3. Why We Should Not Measure Productivity

  • Measuring productivity can warp incentives *9. On the other hand, managers can prevent warp those measurements. You can use code formatters before you measure LOC to erase unnecessary CR/LF. You can also define another metric like checklist density (items/LOC) to require additional unnecessary workload for unnecessary code. Isn’t it enough for such kind of problem?
  • Monitoring can unintentionally reduce the productivity of high-performance developers. On the other hand, can this monitoring be a help for low-performance developers? They can require more specific assistance according to their monitored behavior. From the perspective of six-sigma, it is a desirable change for a development team.
  • It is more likely that managers introduce a practice (or tool) that seems effective to improve productivity, and if a metric shows it does not affect, the managers will use another metric that proves their assumptions, or just move to the next practice. Whichever the result is positive or negative, they will eventually introduce that practice. The adoption of practices or tools seems to be driven by more specific needs, for example, reducing workload for degradation prevention.
  • Managers likely decide to adopt a practice (or tool) according to decision methodology like the Kepner-Trigoe method rather than "Richer data" that is hard to get. Should we stop such kind of decision methods?
  • Managers can report what was slowing developers down as your subjective report, but the report should be based on the data from their team. The report not based on the numbers could be ignored by their bosses, or leads a worse evaluation for the manager. At least, they have to show how does their performance improved by the adopted practice/tool with the numbers, due to the perspective of investment for education of the practice or the tool.
  • How can we connect qualitative data from developers and quantitative data about productivity? Can all the developers provide qualitative data related to productivity? For this purpose, the qualitative data should explain the quantitative data. We usually use qualitative data to explain productivity reductions. This strategy looks work fine, because it doesn’t require the ability of self-explanation to the developers, and it gives a chance to excuse for the reduction.
  • How to observe productivity without measuring productivity in a quantitive way?

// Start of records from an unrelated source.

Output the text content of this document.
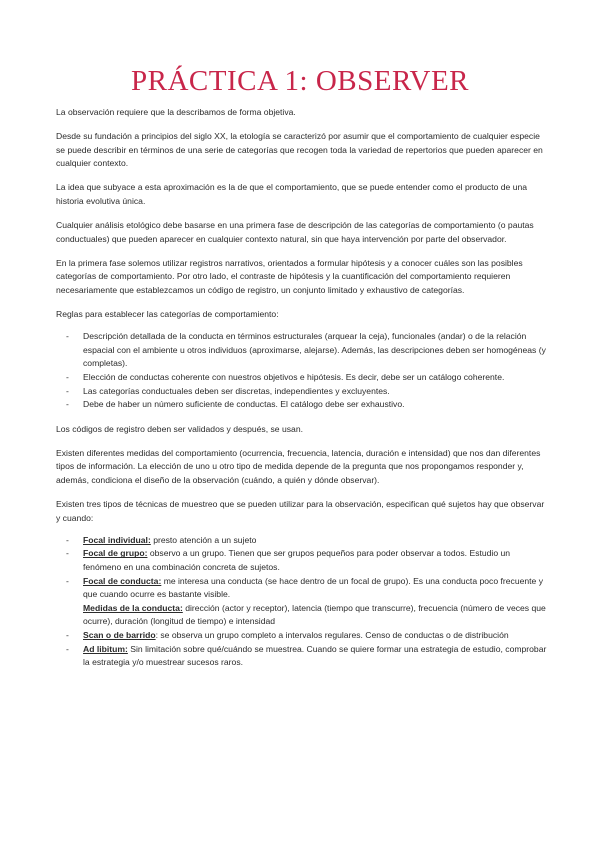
PRÁCTICA 1: OBSERVER

La observación requiere que la describamos de forma objetiva.

Desde su fundación a principios del siglo XX, la etología se caracterizó por asumir que el comportamiento de cualquier especie se puede describir en términos de una serie de categorías que recogen toda la variedad de repertorios que pueden aparecer en cualquier contexto.

La idea que subyace a esta aproximación es la de que el comportamiento, que se puede entender como el producto de una historia evolutiva única.

Cualquier análisis etológico debe basarse en una primera fase de descripción de las categorías de comportamiento (o pautas conductuales) que pueden aparecer en cualquier contexto natural, sin que haya intervención por parte del observador.

En la primera fase solemos utilizar registros narrativos, orientados a formular hipótesis y a conocer cuáles son las posibles categorías de comportamiento. Por otro lado, el contraste de hipótesis y la cuantificación del comportamiento requieren necesariamente que establezcamos un código de registro, un conjunto limitado y exhaustivo de categorías.

Reglas para establecer las categorías de comportamiento:

- Descripción detallada de la conducta en términos estructurales (arquear la ceja), funcionales (andar) o de la relación espacial con el ambiente u otros individuos (aproximarse, alejarse). Además, las descripciones deben ser homogéneas (y completas).
- Elección de conductas coherente con nuestros objetivos e hipótesis. Es decir, debe ser un catálogo coherente.
- Las categorías conductuales deben ser discretas, independientes y excluyentes.
- Debe de haber un número suficiente de conductas. El catálogo debe ser exhaustivo.

Los códigos de registro deben ser validados y después, se usan.

Existen diferentes medidas del comportamiento (ocurrencia, frecuencia, latencia, duración e intensidad) que nos dan diferentes tipos de información. La elección de uno u otro tipo de medida depende de la pregunta que nos propongamos responder y, además, condiciona el diseño de la observación (cuándo, a quién y dónde observar).

Existen tres tipos de técnicas de muestreo que se pueden utilizar para la observación, especifican qué sujetos hay que observar y cuando:

- Focal individual: presto atención a un sujeto
- Focal de grupo: observo a un grupo. Tienen que ser grupos pequeños para poder observar a todos. Estudio un fenómeno en una combinación concreta de sujetos.
- Focal de conducta: me interesa una conducta (se hace dentro de un focal de grupo). Es una conducta poco frecuente y que cuando ocurre es bastante visible.
Medidas de la conducta: dirección (actor y receptor), latencia (tiempo que transcurre), frecuencia (número de veces que ocurre), duración (longitud de tiempo) e intensidad
- Scan o de barrido: se observa un grupo completo a intervalos regulares. Censo de conductas o de distribución
- Ad libitum: Sin limitación sobre qué/cuándo se muestrea. Cuando se quiere formar una estrategia de estudio, comprobar la estrategia y/o muestrear sucesos raros.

*1:In this kind of application, the application architecture and business logic are likely to loosely coupled, so you can relatively easily choose or change the development companies.

*2:It means you cannot use velocity as the metrics.

*3:The right of dismissal is very limited in the Labor Laws of Japan. On the other hand, The right of redeployment is not limited: see https://www.slideshare.net/TokorotenNakayama/dxdevopstechlive (Japanese) p.62. Consequently, sometimes the redeployment is used as a tool to get rid of a developer, but it is nothing more than run-around.

*4:sometimes they called "key-punchers"

*5:sometimes they called "tester"

*6:Of course they use LOC along with defect rate or checklist density to measure quality.

*7:Toshihiro Kamiya, Shinji Kusumoto, and Katsuro Inoue, "CCFinder: A Multi-Linguistic Token-based Code Clone Detection System for Large Scale Source Code," IEEE Trans. Software Engineering, vol. 28, no. 7, pp. 654-670, (2002-7).

*8:AIST Framework target to the enterprise application in local municipalities.

*9:For example, if managers measure productivity by LOC, developers will insert unnecessary CR/LFs or logics.